University of Turkish Aeronautical Association
- University logo
- Type: Foundation university
- Established: March 3, 2011
- Affiliations: Turkish Aeronautical Association Foundation
- Rector: Prof. Dr. Rahmi Er
- Location: Ankara, Turkey 39°57′36″N 32°40′10″E﻿ / ﻿39.96000°N 32.66944°E
- Campus: Turkkusu;
- Colours: Blue, White
- Website: thk.edu.tr

= University of Turkish Aeronautical Association =

University of Turkish Aeronautical Association (UTAA) (Türk Hava Kurumu Üniversitesi, THKÜ) is a non-profit foundation university located in Ankara, Turkey. It was established on March 3, 2011, by Law No. 6114 and is supported by the Turkish Aeronautical Association Foundation. The university is Turkey's first higher education institution specialized in aviation and space sciences.
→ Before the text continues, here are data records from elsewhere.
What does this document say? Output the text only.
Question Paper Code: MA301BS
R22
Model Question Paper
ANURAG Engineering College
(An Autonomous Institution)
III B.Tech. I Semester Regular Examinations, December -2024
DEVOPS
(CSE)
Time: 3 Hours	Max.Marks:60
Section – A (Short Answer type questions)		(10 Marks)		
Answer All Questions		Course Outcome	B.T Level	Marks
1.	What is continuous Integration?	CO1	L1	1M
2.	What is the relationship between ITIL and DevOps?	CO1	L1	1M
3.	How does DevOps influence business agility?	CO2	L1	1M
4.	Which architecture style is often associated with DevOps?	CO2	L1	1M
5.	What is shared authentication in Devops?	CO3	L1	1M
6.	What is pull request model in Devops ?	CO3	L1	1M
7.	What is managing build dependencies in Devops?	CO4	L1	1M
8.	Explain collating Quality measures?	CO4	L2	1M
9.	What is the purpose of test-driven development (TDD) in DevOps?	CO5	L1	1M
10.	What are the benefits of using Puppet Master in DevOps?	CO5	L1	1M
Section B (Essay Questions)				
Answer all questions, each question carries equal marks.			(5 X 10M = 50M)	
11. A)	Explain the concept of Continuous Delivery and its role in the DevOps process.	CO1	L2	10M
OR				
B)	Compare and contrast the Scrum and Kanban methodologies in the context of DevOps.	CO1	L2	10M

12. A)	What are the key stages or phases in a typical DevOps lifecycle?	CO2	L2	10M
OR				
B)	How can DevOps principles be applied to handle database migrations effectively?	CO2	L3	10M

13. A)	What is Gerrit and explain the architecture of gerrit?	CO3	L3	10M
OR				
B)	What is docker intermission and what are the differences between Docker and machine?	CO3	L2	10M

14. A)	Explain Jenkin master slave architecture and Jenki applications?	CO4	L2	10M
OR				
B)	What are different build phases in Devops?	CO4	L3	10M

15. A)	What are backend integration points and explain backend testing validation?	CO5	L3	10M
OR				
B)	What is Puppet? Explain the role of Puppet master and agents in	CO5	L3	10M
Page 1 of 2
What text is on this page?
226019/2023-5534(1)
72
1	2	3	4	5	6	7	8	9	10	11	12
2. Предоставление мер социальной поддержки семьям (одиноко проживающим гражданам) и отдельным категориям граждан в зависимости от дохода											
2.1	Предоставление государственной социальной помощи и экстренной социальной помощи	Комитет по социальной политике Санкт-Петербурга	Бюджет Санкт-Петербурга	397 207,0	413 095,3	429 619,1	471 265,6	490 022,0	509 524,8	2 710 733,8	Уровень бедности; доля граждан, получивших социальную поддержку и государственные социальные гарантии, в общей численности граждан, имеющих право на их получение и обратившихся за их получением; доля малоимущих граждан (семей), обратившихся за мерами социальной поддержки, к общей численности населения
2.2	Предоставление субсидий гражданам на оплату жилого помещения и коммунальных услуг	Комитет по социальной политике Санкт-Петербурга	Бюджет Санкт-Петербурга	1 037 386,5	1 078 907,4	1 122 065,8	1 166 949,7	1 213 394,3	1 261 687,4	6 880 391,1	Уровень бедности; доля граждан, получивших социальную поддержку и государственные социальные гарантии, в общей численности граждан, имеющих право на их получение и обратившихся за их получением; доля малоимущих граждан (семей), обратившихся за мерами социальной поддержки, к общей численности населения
The main aim of the university is to provide qualified human resources for the aviation and aerospace sectors, offering undergraduate and graduate education, research, and training in areas such as pilotage, air transport, aerospace sciences, and engineering.

== Academic Structure ==
=== Faculties ===
- Faculty of Air Transportation
- Faculty of Aeronautics and Astronautics
- Faculty of Business
- Faculty of Engineering
- İzmir Faculty of Air Transportation

=== Institutes ===
- Institute of Aeronautics and Space Sciences
- Institute of Science
- Institute of Social Sciences

=== Vocational Schools ===
- Ankara Aviation Vocational School
- İzmir Aviation Vocational School

== Campus and Facilities ==
The main campus is located in the Etimesgut district of Ankara, in the Turkkusu complex. The campus includes flight training fields, hangars, laboratories, flight simulators, research centers, library, student dormitories, and social facilities. Students receive hands-on training with extensive aviation infrastructure.
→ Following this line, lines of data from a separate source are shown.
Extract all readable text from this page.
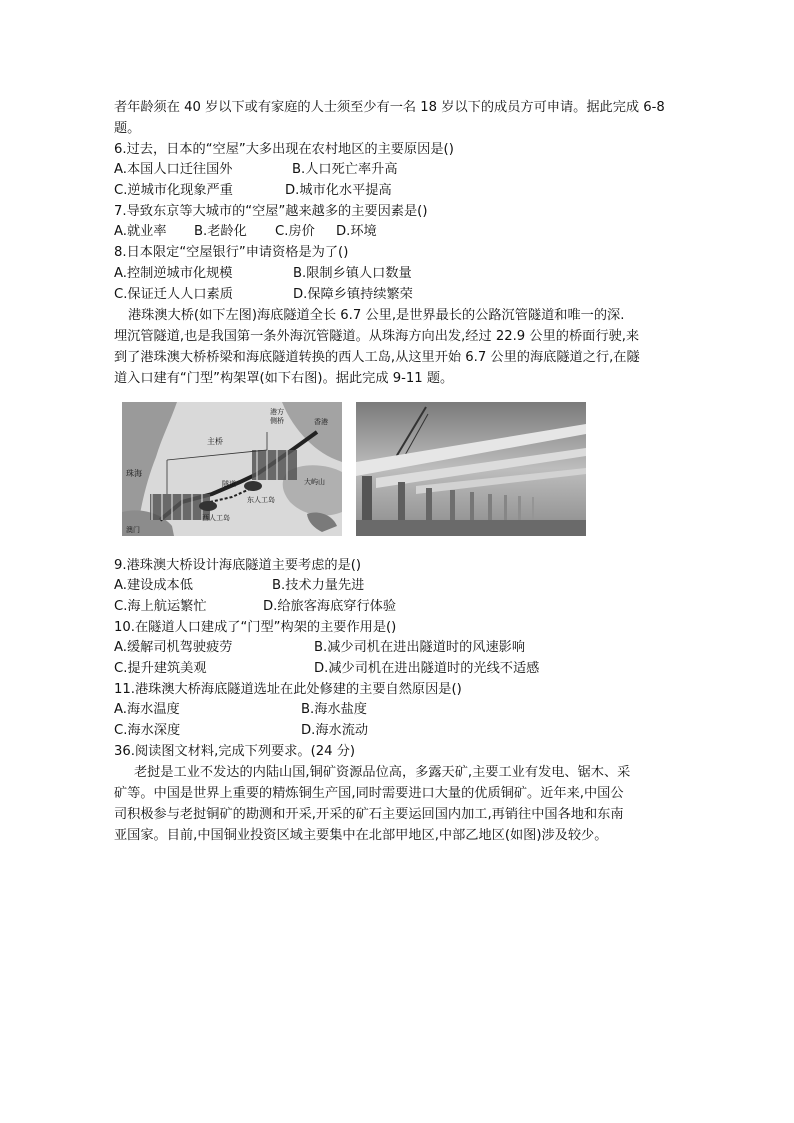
者年龄须在 40 岁以下或有家庭的人士须至少有一名 18 岁以下的成员方可申请。据此完成 6-8
题。
6.过去，日本的“空屋”大多出现在农村地区的主要原因是()
A.本国人口迁往国外	B.人口死亡率升高
C.逆城市化现象严重	D.城市化水平提高
7.导致东京等大城市的“空屋”越来越多的主要因素是()
A.就业率 B.老龄化 C.房价 D.环境
8.日本限定“空屋银行”申请资格是为了()
A.控制逆城市化规模	B.限制乡镇人口数量
C.保证迁人人口素质	D.保障乡镇持续繁荣
港珠澳大桥(如下左图)海底隧道全长 6.7 公里,是世界最长的公路沉管隧道和唯一的深.
埋沉管隧道,也是我国第一条外海沉管隧道。从珠海方向出发,经过 22.9 公里的桥面行驶,来
到了港珠澳大桥桥梁和海底隧道转换的西人工岛,从这里开始 6.7 公里的海底隧道之行,在隧
道入口建有“门型”构架罩(如下右图)。据此完成 9-11 题。
主桥
港方
侧桥	香港
珠海
隧道	大屿山
东人工岛
西人工岛
澳门
9.港珠澳大桥设计海底隧道主要考虑的是()
A.建设成本低	B.技术力量先进
C.海上航运繁忙	D.给旅客海底穿行体验
10.在隧道人口建成了“门型”构架的主要作用是()
A.缓解司机驾驶疲劳	B.减少司机在进出隧道时的风速影响
C.提升建筑美观	D.减少司机在进出隧道时的光线不适感
11.港珠澳大桥海底隧道选址在此处修建的主要自然原因是()
A.海水温度	B.海水盐度
C.海水深度	D.海水流动
36.阅读图文材料,完成下列要求。(24 分)
老挝是工业不发达的内陆山国,铜矿资源品位高，多露天矿,主要工业有发电、锯木、采
矿等。中国是世界上重要的精炼铜生产国,同时需要进口大量的优质铜矿。近年来,中国公
司积极参与老挝铜矿的勘测和开采,开采的矿石主要运回国内加工,再销往中国各地和东南
亚国家。目前,中国铜业投资区域主要集中在北部甲地区,中部乙地区(如图)涉及较少。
== Education and Graduates ==
UTAA provides applied training especially in pilotage, aviation, and space sciences. Students receive instruction at flight schools accredited by the Directorate General of Civil Aviation (SHGM) and EASA (European Union Aviation Safety Agency). Graduates are employed by Turkish Airlines, private airlines, and various aviation/aerospace companies.